In the present study, we observed an increase in the prevalence of patients using antidepressants and antipsychotics, whereas the prevalence of patients using anxiolytics, hypnotics, and sedatives decreased from the level in the year before the COVID-19 pandemic. Therefore, it seems that in addition to an increase in symptoms leading to the first contact with health care services, the number of patients in need of treatment has also increased. Similar findings of increased antidepressant use have been reported globally [27,28,29]. Moreover, the use of antidepressants has increased more in younger patients than in the older population [30, 31]. A Canadian study found that the use of psychotropic medications decreased overall during the first three months of the pandemic, after which the incidence of antidepressant use increased notably [32] The same Canadian study also found that the use of anxiolytics continued the decreasing trend which started prior to pandemic [32] Similar decrease was seen in our current study. Interestingly a Danish study conducted in adolescents found that the consumption of psychotropic medication increased in all classes except anxiolytics [33]. We had similar findings regarding the anxiolytic consumption in our study, but contraindicatory we did not find evidence of increased use of hypnotics and sedatives. Due to the limitations of open-access data, we were unable to investigate whether the number of psychotherapy appointments had also increased, as the increased number of prescriptions for medication can either mean patients are receiving treatment more often or that the availability of other treatments has become more limited.

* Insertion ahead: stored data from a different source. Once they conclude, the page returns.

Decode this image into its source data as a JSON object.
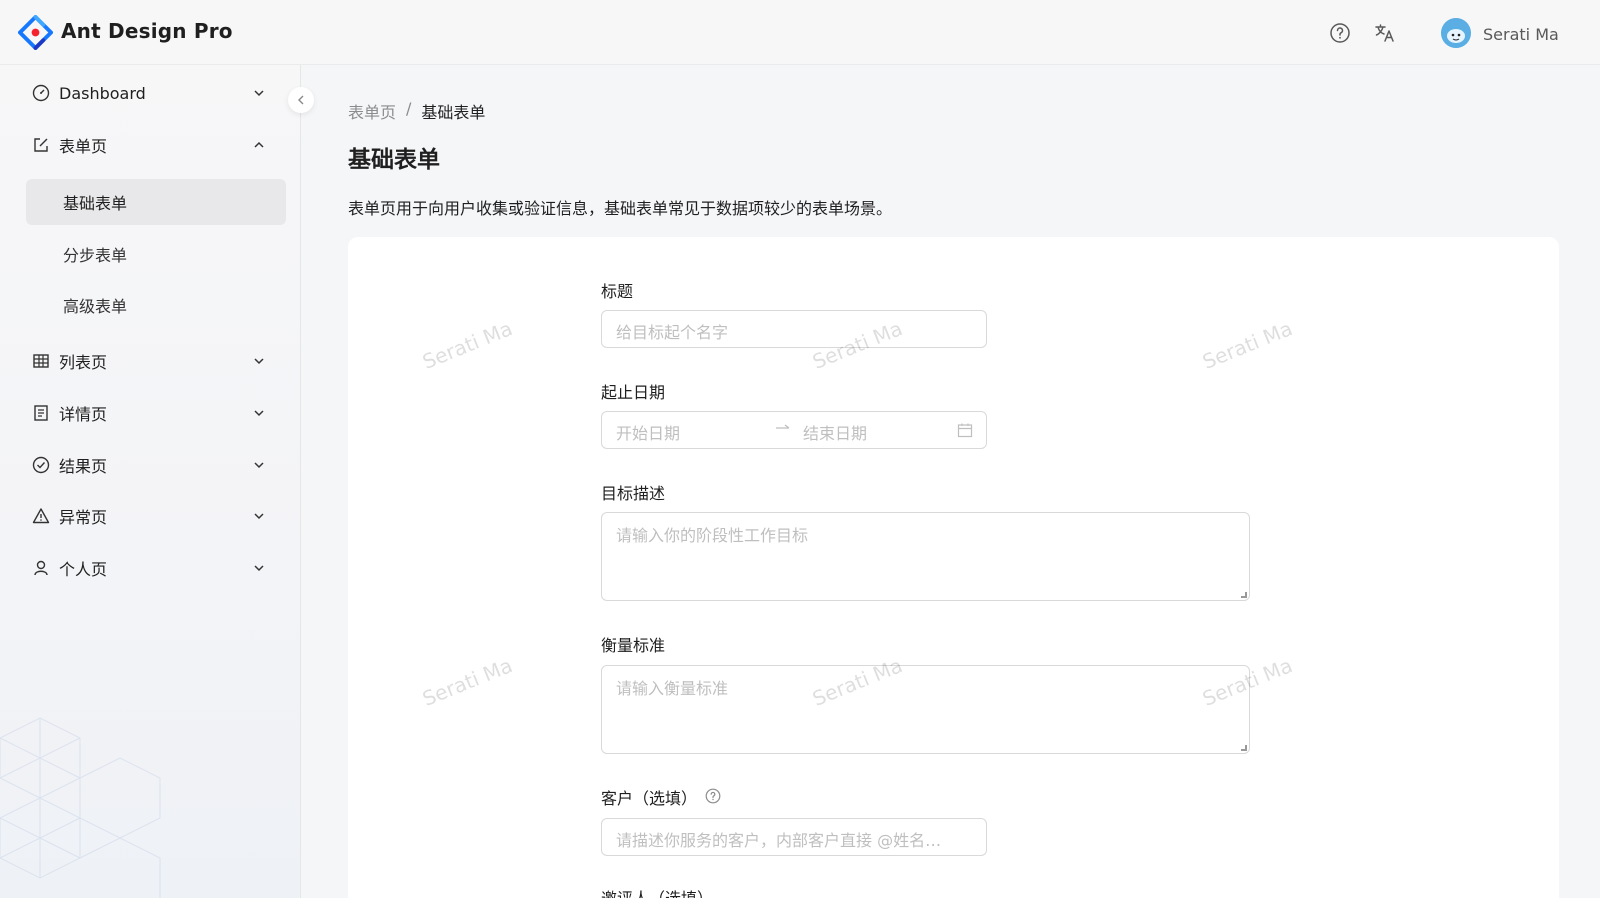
{
  "header": {
    "app_title": "Ant Design Pro",
    "user_name": "Serati Ma",
    "icons": {
      "help": "question-circle-icon",
      "language": "translate-icon"
    }
  },
  "sidebar": {
    "items": [
      {
        "label": "Dashboard",
        "icon": "dashboard-icon",
        "expanded": false
      },
      {
        "label": "表单页",
        "icon": "form-edit-icon",
        "expanded": true,
        "children": [
          {
            "label": "基础表单",
            "active": true
          },
          {
            "label": "分步表单",
            "active": false
          },
          {
            "label": "高级表单",
            "active": false
          }
        ]
      },
      {
        "label": "列表页",
        "icon": "table-icon",
        "expanded": false
      },
      {
        "label": "详情页",
        "icon": "profile-icon",
        "expanded": false
      },
      {
        "label": "结果页",
        "icon": "check-circle-icon",
        "expanded": false
      },
      {
        "label": "异常页",
        "icon": "warning-icon",
        "expanded": false
      },
      {
        "label": "个人页",
        "icon": "user-icon",
        "expanded": false
      }
    ]
  },
  "breadcrumb": {
    "parent": "表单页",
    "separator": "/",
    "current": "基础表单"
  },
  "page": {
    "title": "基础表单",
    "description": "表单页用于向用户收集或验证信息，基础表单常见于数据项较少的表单场景。"
  },
  "form": {
    "title_label": "标题",
    "title_placeholder": "给目标起个名字",
    "date_label": "起止日期",
    "date_start_placeholder": "开始日期",
    "date_end_placeholder": "结束日期",
    "goal_label": "目标描述",
    "goal_placeholder": "请输入你的阶段性工作目标",
    "standard_label": "衡量标准",
    "standard_placeholder": "请输入衡量标准",
    "client_label": "客户（选填）",
    "client_placeholder": "请描述你服务的客户，内部客户直接 @姓名…",
    "reviewer_label": "邀评人（选填）"
  },
  "watermark": "Serati Ma",
  "colors": {
    "accent": "#1677ff",
    "active_bg": "#e8e8ea"
  }
}
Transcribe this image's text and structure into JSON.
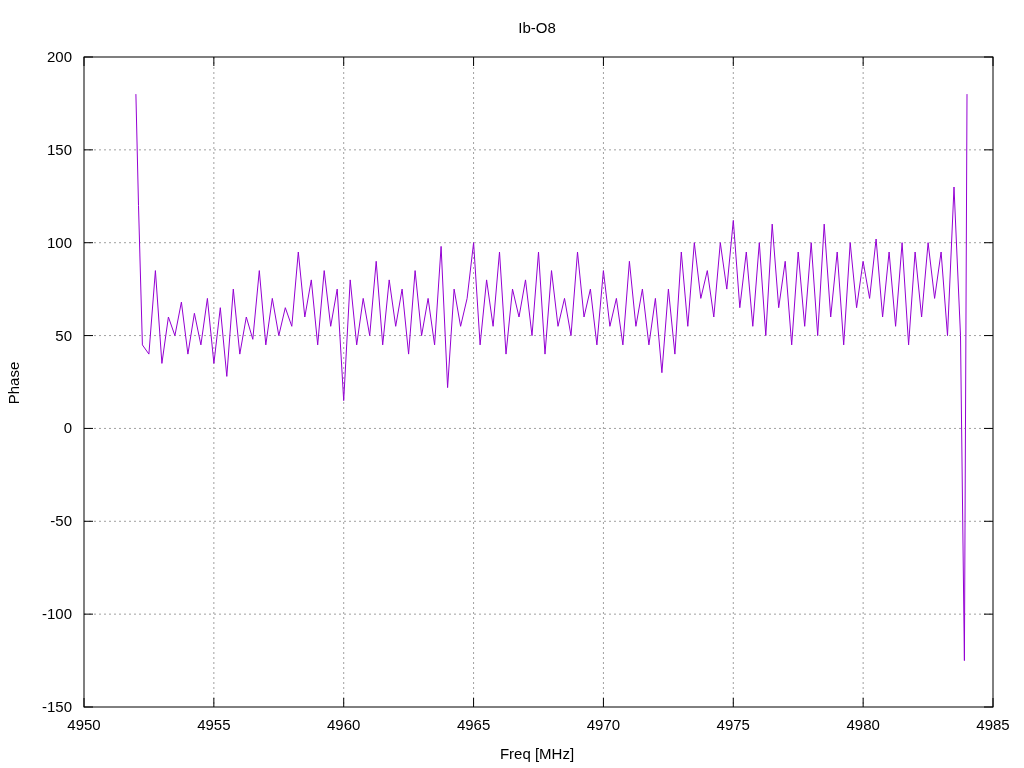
{
  "chart_data": {
    "type": "line",
    "grid": true,
    "title": "Ib-O8",
    "xlabel": "Freq [MHz]",
    "ylabel": "Phase",
    "xlim": [
      4950,
      4985
    ],
    "ylim": [
      -150,
      200
    ],
    "xticks": [
      4950,
      4955,
      4960,
      4965,
      4970,
      4975,
      4980,
      4985
    ],
    "yticks": [
      -150,
      -100,
      -50,
      0,
      50,
      100,
      150,
      200
    ],
    "x": [
      4952,
      4952.1,
      4952.25,
      4952.5,
      4952.75,
      4953,
      4953.25,
      4953.5,
      4953.75,
      4954,
      4954.25,
      4954.5,
      4954.75,
      4955,
      4955.25,
      4955.5,
      4955.75,
      4956,
      4956.25,
      4956.5,
      4956.75,
      4957,
      4957.25,
      4957.5,
      4957.75,
      4958,
      4958.25,
      4958.5,
      4958.75,
      4959,
      4959.25,
      4959.5,
      4959.75,
      4960,
      4960.25,
      4960.5,
      4960.75,
      4961,
      4961.25,
      4961.5,
      4961.75,
      4962,
      4962.25,
      4962.5,
      4962.75,
      4963,
      4963.25,
      4963.5,
      4963.75,
      4964,
      4964.25,
      4964.5,
      4964.75,
      4965,
      4965.25,
      4965.5,
      4965.75,
      4966,
      4966.25,
      4966.5,
      4966.75,
      4967,
      4967.25,
      4967.5,
      4967.75,
      4968,
      4968.25,
      4968.5,
      4968.75,
      4969,
      4969.25,
      4969.5,
      4969.75,
      4970,
      4970.25,
      4970.5,
      4970.75,
      4971,
      4971.25,
      4971.5,
      4971.75,
      4972,
      4972.25,
      4972.5,
      4972.75,
      4973,
      4973.25,
      4973.5,
      4973.75,
      4974,
      4974.25,
      4974.5,
      4974.75,
      4975,
      4975.25,
      4975.5,
      4975.75,
      4976,
      4976.25,
      4976.5,
      4976.75,
      4977,
      4977.25,
      4977.5,
      4977.75,
      4978,
      4978.25,
      4978.5,
      4978.75,
      4979,
      4979.25,
      4979.5,
      4979.75,
      4980,
      4980.25,
      4980.5,
      4980.75,
      4981,
      4981.25,
      4981.5,
      4981.75,
      4982,
      4982.25,
      4982.5,
      4982.75,
      4983,
      4983.25,
      4983.5,
      4983.75,
      4983.9,
      4984
    ],
    "series": [
      {
        "color": "#9400d3",
        "values": [
          180,
          120,
          45,
          40,
          85,
          35,
          60,
          50,
          68,
          40,
          62,
          45,
          70,
          35,
          65,
          28,
          75,
          40,
          60,
          48,
          85,
          45,
          70,
          50,
          65,
          55,
          95,
          60,
          80,
          45,
          85,
          55,
          75,
          15,
          80,
          45,
          70,
          50,
          90,
          45,
          80,
          55,
          75,
          40,
          85,
          50,
          70,
          45,
          98,
          22,
          75,
          55,
          70,
          100,
          45,
          80,
          55,
          95,
          40,
          75,
          60,
          80,
          50,
          95,
          40,
          85,
          55,
          70,
          50,
          95,
          60,
          75,
          45,
          85,
          55,
          70,
          45,
          90,
          55,
          75,
          45,
          70,
          30,
          75,
          40,
          95,
          55,
          100,
          70,
          85,
          60,
          100,
          75,
          112,
          65,
          95,
          55,
          100,
          50,
          110,
          65,
          90,
          45,
          95,
          55,
          100,
          50,
          110,
          60,
          95,
          45,
          100,
          65,
          90,
          70,
          102,
          60,
          95,
          55,
          100,
          45,
          95,
          60,
          100,
          70,
          95,
          50,
          130,
          50,
          -125,
          180
        ]
      }
    ]
  }
}
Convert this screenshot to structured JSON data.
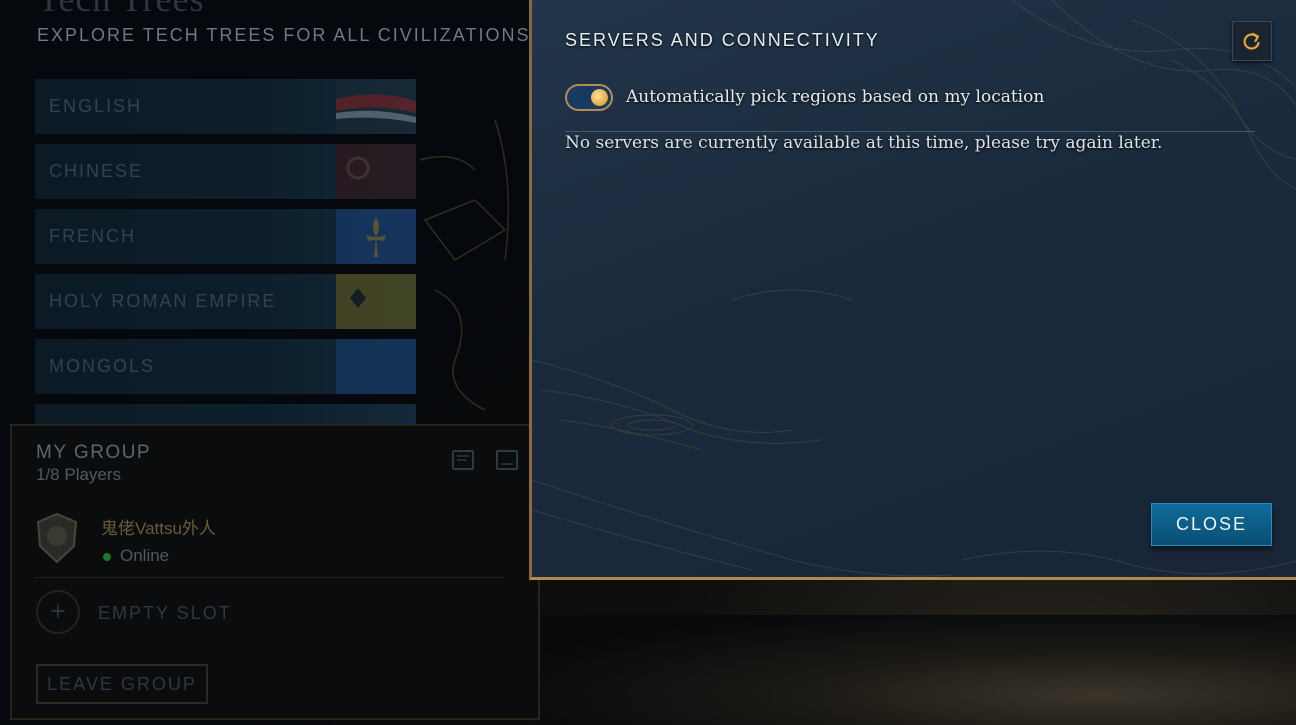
{
  "background": {
    "title": "Tech Trees",
    "subtitle": "EXPLORE TECH TREES FOR ALL CIVILIZATIONS",
    "civilizations": [
      {
        "label": "ENGLISH",
        "flag_color": "#8a2020"
      },
      {
        "label": "CHINESE",
        "flag_color": "#6a1616"
      },
      {
        "label": "FRENCH",
        "flag_color": "#1a3f7a"
      },
      {
        "label": "HOLY ROMAN EMPIRE",
        "flag_color": "#8a7a20"
      },
      {
        "label": "MONGOLS",
        "flag_color": "#1a4a8a"
      }
    ]
  },
  "group": {
    "title": "MY GROUP",
    "count": "1/8 Players",
    "member": {
      "name": "鬼佬Vattsu外人",
      "status": "Online"
    },
    "empty_slot": "EMPTY SLOT",
    "leave_button": "LEAVE GROUP"
  },
  "modal": {
    "title": "SERVERS AND CONNECTIVITY",
    "toggle_label": "Automatically pick regions based on my location",
    "toggle_on": true,
    "message": "No servers are currently available at this time, please try again later.",
    "close_button": "CLOSE",
    "refresh_icon": "refresh-icon"
  },
  "colors": {
    "modal_bg": "#1e3045",
    "accent_gold": "#b08a4e",
    "close_button": "#0a5a85",
    "online": "#1e7a2a"
  }
}
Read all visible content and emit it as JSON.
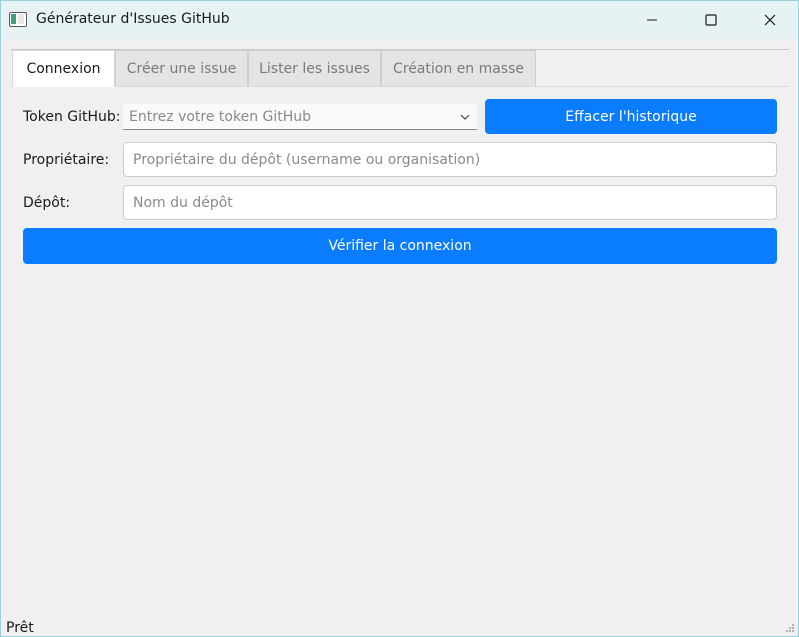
{
  "window": {
    "title": "Générateur d'Issues GitHub",
    "icons": {
      "minimize": "minimize-icon",
      "maximize": "maximize-icon",
      "close": "close-icon",
      "app": "app-window-icon"
    }
  },
  "tabs": [
    {
      "label": "Connexion",
      "active": true
    },
    {
      "label": "Créer une issue",
      "active": false
    },
    {
      "label": "Lister les issues",
      "active": false
    },
    {
      "label": "Création en masse",
      "active": false
    }
  ],
  "form": {
    "token_label": "Token GitHub:",
    "token_placeholder": "Entrez votre token GitHub",
    "clear_history_label": "Effacer l'historique",
    "owner_label": "Propriétaire:",
    "owner_placeholder": "Propriétaire du dépôt (username ou organisation)",
    "repo_label": "Dépôt:",
    "repo_placeholder": "Nom du dépôt",
    "verify_label": "Vérifier la connexion"
  },
  "status": {
    "text": "Prêt"
  },
  "colors": {
    "accent": "#0a7cff",
    "titlebar": "#e6f2f3",
    "background": "#f0f0f0"
  }
}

In Finland, the impact of the COVID-19 pandemic on the mental health of adolescents and young adults has only been studied among students in higher education [34] In their study, Sarasjärvi et al. Noted that academic stress was associated more with mental health than COVID-19 itself. Globally, it has become clear that adolescents and young adults especially have been affected the most by the restrictions, and therefore have an increased need for mental health services compared to the pre-pandemic situation [11, 31, 35].

The strength of this study is that we used multiple high-quality nationwide registers that contain most of the primary health care visits. Furthermore, the medication data includes all prescriptions, and thus we have a nationwide sample of over 700 000 adolescents and young adults. The limitations of this study are that the data was age-grouped by the register holder and was annual instead of monthly statistics. Thus, we were unable to study age-groups or monthly variations more thoroughly. A second limitation is a lack of information from the private sector and Finnish University Healthcare Services, as this data is not publicly available. However, all university students are eligible to use primary care services and the medication prescriptions from the private sector and University Healthcare Services are included in our study. We can, therefore, estimate the true prevalence of medication users. A minor limitation is the lack of information whether the visit was an in-person or a telehealth visit, as the register does not contain this information. A further limitation is the lack of more precise information on patients, such as socioeconomic status or history of previous medications, gender, and education as these would have helped better estimate what factors influenced most to the increased burden of mental health problems during the pandemic. Final limitation is the lack of precise prescription information and though a defined daily dose consumption changes could not have been estimated.

Conclusion

The incidence of primary health care visits due to mental health problems increased rapidly after the beginning of the COVID-19 pandemic. The largest increase in the reasons for the visits were stress-related disorders, anxiety and depression, and sleeping and eating disorders. The COVID-19 pandemic has increased the need for mental health services and medication among Finnish adolescents and young adults. Our health care system needs the capacity to manage the increased number of visits, and we must learn from this experience and be better prepared for future crises.